Acórdão nº 10054/20.8T8LRS.L1-8 de Tribunal da Relação de Lisboa, 2023-07-06

Data de Julgamento06 Julho 2023
Ano2023
Número Acordão10054/20.8T8LRS.L1-8
ÓrgãoTribunal da Relação de Lisboa
Acordam os juízes na 8.ª Secção do Tribunal da Relação de Lisboa:

I – RELATÓRIO
1.1 A e B intentaram acção especial de fixação judicial do prazo contra a C, pedindo que «o Tribunal se digne fixar prazo não superior a um ano para a Ré cumprir a obrigação por si assumida na escritura pública de compra e venda celebrada em 14 de Setembro de 1977, sob pena de, caso tal condição não se verifique no prazo judicialmente fixado, se dar a reversão a favor dos Autores enquanto herdeiros do vendedor, pelo preço estabelecido entre as partes vendedor e compradora em 14 de Setembro de 1977, devendo a presente acção de fixação judicial de prazo ser julgada procedente e provada».
Para tanto, alegaram, em síntese, que o seu falecido pai vendeu à Requerida um lote de terreno para que a mesma ali construísse a sua sede social, não lhe podendo ser dado outro destino e, caso tal condição não se verificasse, dar-se-ia a reversão a favor do vendedor ou seus herdeiros, pelo preço da venda, sendo que a Requerida nunca construiu a sua sede, incumprindo a obrigação por si assumida, para a qual, contudo, não foi estabelecido entre o vendedor e a compradora prazo para o cumprimento, não tendo, também, as partes logrado acordar nessa fixação.

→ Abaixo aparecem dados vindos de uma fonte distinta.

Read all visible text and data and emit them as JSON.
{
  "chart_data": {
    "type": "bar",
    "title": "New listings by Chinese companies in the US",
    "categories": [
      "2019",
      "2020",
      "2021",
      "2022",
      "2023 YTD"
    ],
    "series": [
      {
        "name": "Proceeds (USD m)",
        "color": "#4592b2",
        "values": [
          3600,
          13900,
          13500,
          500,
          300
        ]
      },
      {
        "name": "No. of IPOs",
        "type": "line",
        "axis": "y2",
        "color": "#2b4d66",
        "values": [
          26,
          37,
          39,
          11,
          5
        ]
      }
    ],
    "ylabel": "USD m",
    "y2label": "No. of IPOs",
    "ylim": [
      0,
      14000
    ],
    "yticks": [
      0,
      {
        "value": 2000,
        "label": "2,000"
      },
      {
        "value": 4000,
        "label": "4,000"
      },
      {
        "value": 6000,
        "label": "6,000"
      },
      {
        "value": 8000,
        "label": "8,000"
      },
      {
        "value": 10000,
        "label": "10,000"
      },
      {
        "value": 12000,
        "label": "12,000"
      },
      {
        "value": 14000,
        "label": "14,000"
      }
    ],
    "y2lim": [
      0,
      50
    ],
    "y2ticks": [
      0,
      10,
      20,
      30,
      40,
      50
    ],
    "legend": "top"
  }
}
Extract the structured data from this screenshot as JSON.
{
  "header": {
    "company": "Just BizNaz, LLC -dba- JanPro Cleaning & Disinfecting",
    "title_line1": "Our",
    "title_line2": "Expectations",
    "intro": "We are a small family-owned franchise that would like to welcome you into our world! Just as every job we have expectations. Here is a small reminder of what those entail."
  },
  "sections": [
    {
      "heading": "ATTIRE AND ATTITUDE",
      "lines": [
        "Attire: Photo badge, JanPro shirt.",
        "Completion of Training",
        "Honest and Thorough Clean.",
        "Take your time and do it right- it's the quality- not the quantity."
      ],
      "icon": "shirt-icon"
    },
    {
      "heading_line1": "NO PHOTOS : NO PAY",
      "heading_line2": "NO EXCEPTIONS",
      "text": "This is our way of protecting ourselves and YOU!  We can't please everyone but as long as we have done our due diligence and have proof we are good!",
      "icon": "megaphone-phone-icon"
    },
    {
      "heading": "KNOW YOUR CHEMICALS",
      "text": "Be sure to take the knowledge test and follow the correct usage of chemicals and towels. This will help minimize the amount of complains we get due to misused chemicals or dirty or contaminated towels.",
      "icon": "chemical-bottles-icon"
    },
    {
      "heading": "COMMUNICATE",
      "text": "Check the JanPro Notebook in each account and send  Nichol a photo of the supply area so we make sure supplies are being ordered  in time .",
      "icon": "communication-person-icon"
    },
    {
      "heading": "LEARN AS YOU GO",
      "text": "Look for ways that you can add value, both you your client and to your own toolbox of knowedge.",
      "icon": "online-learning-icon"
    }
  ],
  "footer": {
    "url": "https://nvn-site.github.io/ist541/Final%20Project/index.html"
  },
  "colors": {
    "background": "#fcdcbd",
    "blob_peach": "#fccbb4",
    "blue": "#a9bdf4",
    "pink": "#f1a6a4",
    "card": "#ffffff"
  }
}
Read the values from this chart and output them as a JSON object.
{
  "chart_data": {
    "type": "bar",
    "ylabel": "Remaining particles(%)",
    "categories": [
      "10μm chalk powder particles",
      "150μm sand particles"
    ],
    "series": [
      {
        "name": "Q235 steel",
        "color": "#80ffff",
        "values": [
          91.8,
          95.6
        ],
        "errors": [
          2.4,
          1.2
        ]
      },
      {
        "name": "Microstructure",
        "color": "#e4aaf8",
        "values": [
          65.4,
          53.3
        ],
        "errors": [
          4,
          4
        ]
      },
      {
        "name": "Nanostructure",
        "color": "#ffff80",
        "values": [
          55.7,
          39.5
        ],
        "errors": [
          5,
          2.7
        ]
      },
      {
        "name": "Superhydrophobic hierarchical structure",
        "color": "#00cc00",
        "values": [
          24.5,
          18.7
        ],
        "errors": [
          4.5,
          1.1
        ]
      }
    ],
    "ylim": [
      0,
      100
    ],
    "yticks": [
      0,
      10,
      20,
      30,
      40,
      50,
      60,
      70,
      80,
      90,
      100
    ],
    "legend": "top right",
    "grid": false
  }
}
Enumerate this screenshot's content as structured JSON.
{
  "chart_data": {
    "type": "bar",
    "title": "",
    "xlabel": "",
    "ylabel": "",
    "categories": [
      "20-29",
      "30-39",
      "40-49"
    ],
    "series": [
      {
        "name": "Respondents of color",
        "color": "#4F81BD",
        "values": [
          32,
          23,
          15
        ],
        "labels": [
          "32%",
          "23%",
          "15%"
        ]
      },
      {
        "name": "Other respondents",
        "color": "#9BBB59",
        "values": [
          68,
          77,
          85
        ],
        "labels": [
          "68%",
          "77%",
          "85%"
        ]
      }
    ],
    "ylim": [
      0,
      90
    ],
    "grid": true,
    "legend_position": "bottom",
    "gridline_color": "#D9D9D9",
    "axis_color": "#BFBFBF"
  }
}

1.2. A Requerida respondeu, invocando a ineptidão da petição inicial por falta de causa de pedir, a inexistência de um direito de crédito dos Requerentes sobre a Requerida e a prescrição do mesmo caso fosse existente e defendendo que as partes não acordaram qualquer prazo para a construção da sede, sendo certo que a reversão apenas teria lugar se a Requerida desse ao lote de terreno outro destino, o que não sucedeu.
Concluiu da seguinte forma:
«(…) deve ser:
a) Julgada totalmente improcedente, com fundamento na matéria da impugnação, por manifesta falta de fundamento da pretensão dos A, nos termos do artigo 595º do CPC com todas as demais consequências.
b) Que seja declarada a inépcia do requerimento inicial por ausência da causa de pedir (falta de acordo na determinação do prazo nos termos do art.ºs 186, n.º1 e 2, alínea a) do CPC).
c) Deve ser julgada procedente por provada a prescrição e em consequência a Ré ser absolvida do pedido.
d) Caso assim não entenda, e por se tratar de uma Associação de elevado valor social e comunitário, tendo em conta a atual conjuntura económica que o prazo não seja inferior a 20 anos»
1.3. Os Requerentes ainda responderam por escrito, pronunciando-se pela improcedência das excepções invocadas e concluindo como na petição inicial.
1.4. Realizou-se a audiência de inquirição de testemunhas, após o que foi proferida sentença que julgou improcedentes a excepção da ineptidão da petição inicial e a acção e absolveu a Requerida da totalidade do pedido.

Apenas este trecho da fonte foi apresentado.